Firms contemplating such a change need to understand the brand equity of keeping the founder's name, says Mark Hurley, CEO of Dallas-based Fiduciary Network, which invests in planning firms.

"What you are trying to assess is how important the name is in generating subsequent business," he says.

Local or regional firms that dominate small markets probably should keep a founder's name in place, Hurley says: "When you are a big fish in a small pond, the last thing you want to do is rebrand."

He cites as examples Morton Capital Management, founded by Lon Morton in Calabasas, Calif., and Kahler Financial Group, founded by Rick Kahler in Rapid City, SD.

A shift in branding, on the other hand, can boost recruiting. Both Perry and Dinverno say their colleagues -- especially equity partners -- prefer the new names, which broaden the firm's brand.

Even before the brand shift, Perry had recruited two senior advisors as equity partners to expand his firm.

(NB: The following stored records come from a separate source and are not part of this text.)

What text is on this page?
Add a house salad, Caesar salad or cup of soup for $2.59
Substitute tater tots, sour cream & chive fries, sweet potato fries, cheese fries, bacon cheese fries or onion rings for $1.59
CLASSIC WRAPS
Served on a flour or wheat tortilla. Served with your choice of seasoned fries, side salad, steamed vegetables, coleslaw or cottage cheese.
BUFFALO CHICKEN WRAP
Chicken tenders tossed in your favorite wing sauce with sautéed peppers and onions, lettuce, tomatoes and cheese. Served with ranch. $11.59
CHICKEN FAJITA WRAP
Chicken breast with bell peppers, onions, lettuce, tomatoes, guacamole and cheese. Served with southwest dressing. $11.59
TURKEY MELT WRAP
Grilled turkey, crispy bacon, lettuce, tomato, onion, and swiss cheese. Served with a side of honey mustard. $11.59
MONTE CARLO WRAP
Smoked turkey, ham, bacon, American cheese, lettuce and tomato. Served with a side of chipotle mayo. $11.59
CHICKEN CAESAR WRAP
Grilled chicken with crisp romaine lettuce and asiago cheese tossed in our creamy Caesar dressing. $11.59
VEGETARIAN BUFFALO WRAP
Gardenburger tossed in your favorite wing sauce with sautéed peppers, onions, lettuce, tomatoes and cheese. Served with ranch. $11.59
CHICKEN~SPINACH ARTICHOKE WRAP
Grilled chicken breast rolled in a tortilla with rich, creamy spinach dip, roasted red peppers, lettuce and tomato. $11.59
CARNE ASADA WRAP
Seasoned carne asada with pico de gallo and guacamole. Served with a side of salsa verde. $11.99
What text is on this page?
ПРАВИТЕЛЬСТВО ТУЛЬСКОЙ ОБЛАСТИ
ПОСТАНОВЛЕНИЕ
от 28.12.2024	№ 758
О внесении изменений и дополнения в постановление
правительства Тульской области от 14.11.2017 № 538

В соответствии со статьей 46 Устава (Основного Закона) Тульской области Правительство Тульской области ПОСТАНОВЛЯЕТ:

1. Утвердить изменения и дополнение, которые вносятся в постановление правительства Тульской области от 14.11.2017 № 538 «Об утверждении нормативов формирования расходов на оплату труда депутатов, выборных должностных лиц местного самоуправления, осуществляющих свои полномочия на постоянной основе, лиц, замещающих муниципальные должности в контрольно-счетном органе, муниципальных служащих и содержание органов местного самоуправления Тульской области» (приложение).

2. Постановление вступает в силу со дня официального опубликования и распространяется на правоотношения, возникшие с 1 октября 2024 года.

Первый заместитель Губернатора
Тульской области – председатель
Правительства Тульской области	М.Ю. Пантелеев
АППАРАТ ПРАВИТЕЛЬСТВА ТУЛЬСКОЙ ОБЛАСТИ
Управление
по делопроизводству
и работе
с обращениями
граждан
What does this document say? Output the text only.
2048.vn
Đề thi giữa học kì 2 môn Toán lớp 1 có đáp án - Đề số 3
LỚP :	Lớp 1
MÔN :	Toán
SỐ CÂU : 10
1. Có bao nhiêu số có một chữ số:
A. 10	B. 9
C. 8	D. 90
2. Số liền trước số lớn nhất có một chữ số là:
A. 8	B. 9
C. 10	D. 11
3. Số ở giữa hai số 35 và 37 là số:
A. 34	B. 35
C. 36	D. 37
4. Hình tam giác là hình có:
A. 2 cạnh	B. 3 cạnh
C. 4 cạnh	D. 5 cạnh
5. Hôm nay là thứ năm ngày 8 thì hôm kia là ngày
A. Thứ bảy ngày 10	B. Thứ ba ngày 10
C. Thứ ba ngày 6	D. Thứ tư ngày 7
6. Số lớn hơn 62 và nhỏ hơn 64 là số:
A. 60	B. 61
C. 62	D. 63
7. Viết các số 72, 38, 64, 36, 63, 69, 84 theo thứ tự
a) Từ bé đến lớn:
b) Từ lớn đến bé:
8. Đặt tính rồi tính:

Now he's in negotiations with two more and feels better positioned to bring them on.

"As we went through this," he says, "I tried to put myself in their shoes." (That recruiting has had an added payoff, Perry says: He's just taken his first two-week vacation in four years.)

HEALING A PARTNER RIFT

Even a high-profile firm name could be unsettling to potential partners.

During the 2007 merger of San Francisco-based Kochis Fitz with Quintile Wealth Management in Los Angeles, prominent advisor Tim Kochis succeeded in persuading the Quintile founders to keep his name.

But the agreement wasn't sitting well with Quintile's founders, who had already taken their names off the door at their own firm, says Quintile cofounder Rob Français, now the CEO of the new firm Aspiriant.

"We felt that that [naming the firm after its partners] was something that you would do 100 years ago," Français says.

As the merger date drew near, Kochis says, he reconsidered. "The merits of a successful merger were greater than having a lingering resentment possibly," he says. "Nobody from the Quintile side of the merger said they would resent the name being Kochis Fitz, but I think it would have. … Kochis Fitz was famous, but it wasn't that famous."

And Kochis believes the new name -- Aspiriant -- may have aided the firm's 2010 acquisition of Deloitte & Touche's investment advisor operation.

"It enabled us to embark on an inorganic growth strategy better than we might have," says Kochis, who is an owner in Aspiriant but no longer holds an operational role. "At the time of the merger, Kochis Fitz had about 400 clients. The Quintile firm had fewer than 100 clients. But … the Deloitte business had another 350 clients -- and they had no resonance with the Kochis Fitz name."